Alors que le processus de ratification du traité de Lisbonne s’est poursuivi avec la ratification successive, ces dernières semaines, de l’Allemagne, de l’Irlande et de la Pologne, le Bureau d'information du Parlement européen à Luxembourg, la Représentation de la Commission européenne au Luxembourg, le Mouvement Européen Luxembourg et le Centre européen des consommateurs ont invité les citoyens à poser toutes leurs questions sur le traité de Lisbonne à l’occasion d’un Midi de l’Europe.
Des incertitudes planent encore sur l’entrée en vigueur prochaine du traité du fait de la République tchèque, dernier Etat membre à devoir le ratifier. La Cour constitutionnelle doit encore prononcer un arrêt sur la conformité du traité avec la Constitution tchèque. De plus, le président Klaus ne s’est toujours pas décidé à signer, réclamant désormais une dérogation au sujet de la Charte de Droits fondamentaux. Et il semblerait qu’il soit désormais suivi dans ses exigences par le Premier ministre slovaque Robert Fico, alors que la Slovaquie a déjà ratifié le traité.
Pourtant, l’espoir d’une ratification par l’ensemble des Etats membres et d’une possible entrée en vigueur se perçoit dans les spéculations qui vont bon train au sujet des postes nouvellement créés par le traité. Il est donc temps de s’intéresser aux changements que ce traité, s’il entre en vigueur, va introduire tant pour les institutions nationales et européennes, que pour les citoyens.
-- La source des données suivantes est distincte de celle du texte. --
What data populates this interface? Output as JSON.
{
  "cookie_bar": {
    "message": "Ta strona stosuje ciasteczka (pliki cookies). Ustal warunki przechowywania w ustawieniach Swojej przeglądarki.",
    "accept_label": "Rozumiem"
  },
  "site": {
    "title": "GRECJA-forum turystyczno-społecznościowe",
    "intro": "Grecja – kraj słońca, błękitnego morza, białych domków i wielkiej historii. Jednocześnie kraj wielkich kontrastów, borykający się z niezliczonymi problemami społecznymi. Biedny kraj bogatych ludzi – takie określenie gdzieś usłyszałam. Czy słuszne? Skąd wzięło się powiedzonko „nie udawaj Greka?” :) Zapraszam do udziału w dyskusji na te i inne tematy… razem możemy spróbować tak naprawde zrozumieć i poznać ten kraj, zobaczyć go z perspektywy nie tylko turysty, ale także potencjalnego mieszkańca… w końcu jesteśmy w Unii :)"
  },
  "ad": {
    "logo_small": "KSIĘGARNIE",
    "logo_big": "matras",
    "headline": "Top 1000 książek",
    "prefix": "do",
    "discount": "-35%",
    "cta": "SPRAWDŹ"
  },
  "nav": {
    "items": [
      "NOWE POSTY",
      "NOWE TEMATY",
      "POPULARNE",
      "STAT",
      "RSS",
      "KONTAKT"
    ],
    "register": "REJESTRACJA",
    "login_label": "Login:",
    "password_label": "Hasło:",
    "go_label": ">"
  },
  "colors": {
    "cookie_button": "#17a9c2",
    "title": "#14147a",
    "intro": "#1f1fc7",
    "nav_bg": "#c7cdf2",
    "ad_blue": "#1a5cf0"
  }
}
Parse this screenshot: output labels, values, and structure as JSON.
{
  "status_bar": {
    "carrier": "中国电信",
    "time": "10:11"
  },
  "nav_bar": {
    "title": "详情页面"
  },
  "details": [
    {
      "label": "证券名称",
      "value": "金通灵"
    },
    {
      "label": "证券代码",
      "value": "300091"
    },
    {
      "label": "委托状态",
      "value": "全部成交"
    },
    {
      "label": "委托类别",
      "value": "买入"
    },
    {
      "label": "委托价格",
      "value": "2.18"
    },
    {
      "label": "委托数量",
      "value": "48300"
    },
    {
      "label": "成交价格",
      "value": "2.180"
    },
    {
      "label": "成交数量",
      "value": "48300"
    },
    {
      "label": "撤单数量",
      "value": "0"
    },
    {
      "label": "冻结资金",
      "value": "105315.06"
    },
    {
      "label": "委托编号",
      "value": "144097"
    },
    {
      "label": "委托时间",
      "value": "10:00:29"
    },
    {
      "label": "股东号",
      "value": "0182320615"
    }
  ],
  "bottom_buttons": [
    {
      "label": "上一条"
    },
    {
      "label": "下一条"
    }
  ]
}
Herwig Hofmann, professeur à l'Université de Luxembourg spécialisé en droit communautaire, et Ben Fayot, député socialiste qui préside notamment la Commission des Affaires étrangères et européennes à la Chambre des Députés, se sont donc attachés à répondre aux questions d’une assistance venue nombreuse.
Dans un premier temps, Herwig Hofmann a tenu à souligner la spécificité du projet d’intégration européenne dans le cadre duquel viennent s’inscrire les modifications apportées par le traité de Lisbonne. La méthode communautaire, qui a permis l’intégration, est basée sur une intégration par le droit dont les différents traités qui se sont succédés ont constitué le cadre. De cette manière, tous les Etats, grands et petits, ont les mêmes droits, et les citoyens de tous les Etats membres ont aussi des droits vis-à-vis de leurs Etats.
Aux yeux du professeur de droit, le traité de Lisbonne tente de répondre au défi que pose le besoin de renforcer la démocratie au niveau européen. Le traité le fait en renforçant les pouvoirs du Parlement européen, en veillant à ce qu’il représente les intérêts des citoyens européens, mais aussi en abordant la question de l’implication des parlements nationaux ou encore de la répartition des pouvoirs entre Etats membres et institutions européennes. Ce traité réformateur marque donc un pas de plus dans le processus de modernisation et de démocratisation de l’UE. Mais, si l’on considère que le texte du traité de Lisbonne est le successeur du projet avorté de traité constitutionnel, et s’il entre en vigueur début 2010, il faut se rendre compte qu’il aura fallu plus de 7 ans pour qu’il aboutisse !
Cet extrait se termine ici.